In Natural Language Processing (NLP), a **corpus** (plural: **corpora**) refers to a large and structured set of texts that are used for linguistic research, language analysis, or machine learning purposes. The corpus can include a wide variety of written or spoken materials, such as books, articles, transcripts, and even web content. 

### Purpose of a Corpus

- **Linguistic Analysis**: A corpus provides data that researchers can analyze to understand language patterns, usage, and structure.
- **Model Training**: In machine learning, a corpus serves as training data for algorithms, helping them learn to recognize patterns, generate text, or make predictions.
- **Language Resource**: It can be used to create dictionaries, thesauri, and other language resources by providing examples of word usage in context.

### Example of a Corpus

Consider the following text as an example of a small corpus:



In [20]:
corpus = "Hello my name is Jason Tagud and I am a 2nd year university student at Ulster University. I love studying A.I"

# Tokenization in Natural Language Processing (NLP)

Tokenization is the process of splitting text into smaller components, called tokens, which can be words, phrases, or characters. It is a crucial step in Natural Language Processing (NLP) for simplifying and structuring input data for analysis.

## Types of Tokenization

1. **Word Tokenization**: Splits text into individual words.
   - Example: "Hello, my name." → `["Hello", "my", "name"]`

2. **Sentence Tokenization**: Splits text into sentences.
   - Example: "Hello. I am a student." → `["Hello.", "I am a student."]`

3. **Character Tokenization**: Divides text into individual characters.
   - Example: "Hello" → `["H", "e", "l", "l", "o"]`

## Importance

- Prepares raw text for analysis.
- Enables feature extraction for machine learning.
- Improves performance in tasks like sentiment analysis and text classification.

## Example with NLTK

In [22]:
documents=sent_tokenize(corpus)
print(documents)

['Hello my name is Jason Tagud and I am a 2nd year university student at Ulster University.', 'I love studying A.I']


In [23]:
for sentence in documents:
    print(sentence)

Hello my name is Jason Tagud and I am a 2nd year university student at Ulster University.
I love studying A.I


# Word Tokenization with the corpus

In [26]:
from nltk.tokenize import word_tokenize
word_tokenize(corpus)

['Hello',
 'my',
 'name',
 'is',
 'Jason',
 'Tagud',
 'and',
 'I',
 'am',
 'a',
 '2nd',
 'year',
 'university',
 'student',
 'at',
 'Ulster',
 'University',
 '.',
 'I',
 'love',
 'studying',
 'A.I']

In [27]:
for sentence in documents:
    print(word_tokenize(sentence))

['Hello', 'my', 'name', 'is', 'Jason', 'Tagud', 'and', 'I', 'am', 'a', '2nd', 'year', 'university', 'student', 'at', 'Ulster', 'University', '.']
['I', 'love', 'studying', 'A.I']


# WordPunctTokenizer in NLTK

`WordPunctTokenizer` is a tokenizer from the Natural Language Toolkit (NLTK) that separates words from punctuation marks, creating distinct tokens for each.

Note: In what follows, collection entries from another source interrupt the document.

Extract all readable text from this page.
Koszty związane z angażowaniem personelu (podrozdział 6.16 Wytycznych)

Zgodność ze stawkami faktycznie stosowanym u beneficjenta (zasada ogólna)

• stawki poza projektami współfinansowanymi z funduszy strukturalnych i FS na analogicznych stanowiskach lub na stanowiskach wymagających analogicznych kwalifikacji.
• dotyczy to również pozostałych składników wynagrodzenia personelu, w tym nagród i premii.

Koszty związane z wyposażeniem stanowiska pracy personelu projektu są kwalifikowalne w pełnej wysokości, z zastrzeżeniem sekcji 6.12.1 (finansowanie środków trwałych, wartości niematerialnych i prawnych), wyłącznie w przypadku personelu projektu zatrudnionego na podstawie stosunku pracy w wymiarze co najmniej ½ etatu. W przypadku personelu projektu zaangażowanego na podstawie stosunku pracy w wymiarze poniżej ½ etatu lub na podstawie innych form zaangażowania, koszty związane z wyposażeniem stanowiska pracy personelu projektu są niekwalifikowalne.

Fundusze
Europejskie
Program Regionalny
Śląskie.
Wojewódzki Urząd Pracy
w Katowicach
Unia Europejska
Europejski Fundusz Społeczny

This is particularly useful in Natural Language Processing (NLP) for text preprocessing.

## Key Features

- **Separates Words and Punctuation**: It effectively splits words from punctuation marks, ensuring that they are treated as separate tokens.
- **Handles Common Punctuation**: Designed to manage various punctuation marks, such as commas, periods, exclamation marks, and question marks.
- **Useful for Preprocessing**: Ideal for preparing text data for analysis and machine learning tasks where clear distinctions between words and punctuation are necessary.

## Example Usage

Here’s how to use `WordPunctTokenizer` in Python with NLTK:

In [28]:
from nltk.tokenize import wordpunct_tokenize
for sentence in documents:
    print(wordpunct_tokenize(sentence))

['Hello', 'my', 'name', 'is', 'Jason', 'Tagud', 'and', 'I', 'am', 'a', '2nd', 'year', 'university', 'student', 'at', 'Ulster', 'University', '.']
['I', 'love', 'studying', 'A', '.', 'I']


# TreebankWordTokenizer in NLTK

The `TreebankWordTokenizer` is a tokenizer in NLTK that closely follows the tokenization conventions used in the Penn Treebank corpus. It is designed to handle contractions and punctuation intelligently, making it suitable for tasks where precision matters.

## Key Features

- **Handles Contractions**: Splits words like *"don't"* into *["do", "n't"]*.
- **Splits Punctuation Properly**: Separates punctuation marks such as parentheses and commas.
- **Preserves Linguistic Conventions**: Useful when working with corpora like Penn Treebank, which require specific tokenization rules.

## Example Usage


In [31]:
from nltk.tokenize import TreebankWordTokenizer
tokenizer=TreebankWordTokenizer()
for sentence in documents:
    print(tokenizer.tokenize(sentence))

['Hello', 'my', 'name', 'is', 'Jason', 'Tagud', 'and', 'I', 'am', 'a', '2nd', 'year', 'university', 'student', 'at', 'Ulster', 'University', '.']
['I', 'love', 'studying', 'A.I']